In the book of Esther, the head eunuch, Heigai, is the guard over King Achashveirosh’s “house of women” or harem. Esther is delivered to him along with the other beautiful young virgins rounded up for the king.
And she was good in his eyes, and she inspired kindness in him, and he was quick to give her her massage ointments and her rations and the seven girls who were her due from the king’s house. And he moved her and her girls to a better [room] in the house of women. (Esther 2:9)
Each virgin is kept in the harem for one year while she gets beauty treatments, then taken to spend a night with the king. The virgin of the night is allowed any clothes and cosmetics she requests. When it is Esther’s turn,
… she did not seek to obtain anything except what Heigai, saris of the king, guard of the women, said. And it was Esther who inspired favor in the eyes of everyone who saw her. The king loved Esther more than all the other women… And he put a crown of royalty on her head, and he made her queen instead of Vashti. (Esther 2:15, 2:17)
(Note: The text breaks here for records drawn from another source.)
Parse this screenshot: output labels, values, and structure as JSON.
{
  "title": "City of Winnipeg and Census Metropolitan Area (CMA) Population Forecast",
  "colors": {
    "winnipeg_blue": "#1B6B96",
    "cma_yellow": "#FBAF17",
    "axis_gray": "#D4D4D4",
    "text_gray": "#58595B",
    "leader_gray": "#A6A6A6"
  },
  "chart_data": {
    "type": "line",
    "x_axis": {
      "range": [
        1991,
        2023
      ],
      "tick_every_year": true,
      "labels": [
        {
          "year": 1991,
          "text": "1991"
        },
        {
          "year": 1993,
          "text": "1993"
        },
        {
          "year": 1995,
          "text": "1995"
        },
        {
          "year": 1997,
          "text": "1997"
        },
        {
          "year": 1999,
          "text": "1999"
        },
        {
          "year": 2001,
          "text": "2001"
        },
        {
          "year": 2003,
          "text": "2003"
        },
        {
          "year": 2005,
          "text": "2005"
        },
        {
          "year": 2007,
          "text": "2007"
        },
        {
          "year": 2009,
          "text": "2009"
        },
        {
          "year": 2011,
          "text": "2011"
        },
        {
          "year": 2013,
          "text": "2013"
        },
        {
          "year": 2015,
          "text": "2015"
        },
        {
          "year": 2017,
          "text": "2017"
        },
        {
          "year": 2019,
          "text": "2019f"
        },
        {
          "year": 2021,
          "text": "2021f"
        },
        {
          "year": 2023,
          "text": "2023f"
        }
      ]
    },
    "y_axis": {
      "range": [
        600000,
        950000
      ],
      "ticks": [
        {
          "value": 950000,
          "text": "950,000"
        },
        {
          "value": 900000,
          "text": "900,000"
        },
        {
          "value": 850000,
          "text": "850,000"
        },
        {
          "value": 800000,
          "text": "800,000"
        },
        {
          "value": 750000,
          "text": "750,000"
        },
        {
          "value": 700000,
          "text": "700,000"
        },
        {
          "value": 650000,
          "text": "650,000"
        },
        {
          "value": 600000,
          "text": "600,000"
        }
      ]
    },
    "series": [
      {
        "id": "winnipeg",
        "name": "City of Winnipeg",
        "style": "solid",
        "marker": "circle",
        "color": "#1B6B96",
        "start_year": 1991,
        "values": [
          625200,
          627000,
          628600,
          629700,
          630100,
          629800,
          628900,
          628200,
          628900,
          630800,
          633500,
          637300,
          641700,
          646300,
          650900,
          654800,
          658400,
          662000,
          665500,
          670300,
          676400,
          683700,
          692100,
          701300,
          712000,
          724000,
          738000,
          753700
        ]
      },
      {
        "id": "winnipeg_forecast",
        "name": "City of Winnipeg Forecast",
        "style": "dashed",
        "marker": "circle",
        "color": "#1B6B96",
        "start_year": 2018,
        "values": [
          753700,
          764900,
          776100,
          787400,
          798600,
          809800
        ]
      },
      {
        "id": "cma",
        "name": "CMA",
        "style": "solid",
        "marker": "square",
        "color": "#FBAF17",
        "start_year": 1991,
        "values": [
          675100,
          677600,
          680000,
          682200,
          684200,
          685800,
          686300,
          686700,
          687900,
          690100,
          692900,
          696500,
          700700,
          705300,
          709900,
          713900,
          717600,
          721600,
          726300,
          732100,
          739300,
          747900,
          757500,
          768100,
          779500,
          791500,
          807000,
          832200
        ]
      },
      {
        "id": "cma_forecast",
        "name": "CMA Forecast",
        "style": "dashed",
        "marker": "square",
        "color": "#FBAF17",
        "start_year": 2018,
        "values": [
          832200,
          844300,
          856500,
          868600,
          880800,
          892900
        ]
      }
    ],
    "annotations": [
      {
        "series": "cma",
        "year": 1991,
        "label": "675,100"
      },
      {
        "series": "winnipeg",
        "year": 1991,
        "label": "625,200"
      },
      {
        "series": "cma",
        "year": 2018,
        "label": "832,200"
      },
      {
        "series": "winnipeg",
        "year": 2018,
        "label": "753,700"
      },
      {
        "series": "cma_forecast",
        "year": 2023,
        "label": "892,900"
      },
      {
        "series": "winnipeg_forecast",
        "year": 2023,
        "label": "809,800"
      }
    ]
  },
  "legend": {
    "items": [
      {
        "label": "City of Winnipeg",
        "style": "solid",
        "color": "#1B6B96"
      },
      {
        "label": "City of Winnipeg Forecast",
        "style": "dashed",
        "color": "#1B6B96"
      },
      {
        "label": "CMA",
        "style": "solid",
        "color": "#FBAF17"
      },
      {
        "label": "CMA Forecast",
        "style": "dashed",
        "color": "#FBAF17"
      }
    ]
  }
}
The court eunuchs who help Joseph appreciate his competence. According to the Torah, God makes all Joseph’s work successful and gives him dream interpretations that are true prophecies.
The court eunuch who helps Daniel admires his fortitude and his adherence to his religion. Probably due to these qualities, the God of Israel later rescues him from lions and gives him his own dream interpretations and prophecies.
The court eunuch who helps Esther probably appreciates her respect for his advice. He responds by making her life more comfortable and advising her well.
All three young heroes accept their sudden enslavement without complaining, withdrawing, or rebelling. They do their work and treat the eunuchs overseeing them with respect, making the best of it. Because of their good attitudes, the eunuchs help them to appear in a favorable light before the king.
May we all be blessed with the ability to ride out our misfortunes with realism, patience, and respect!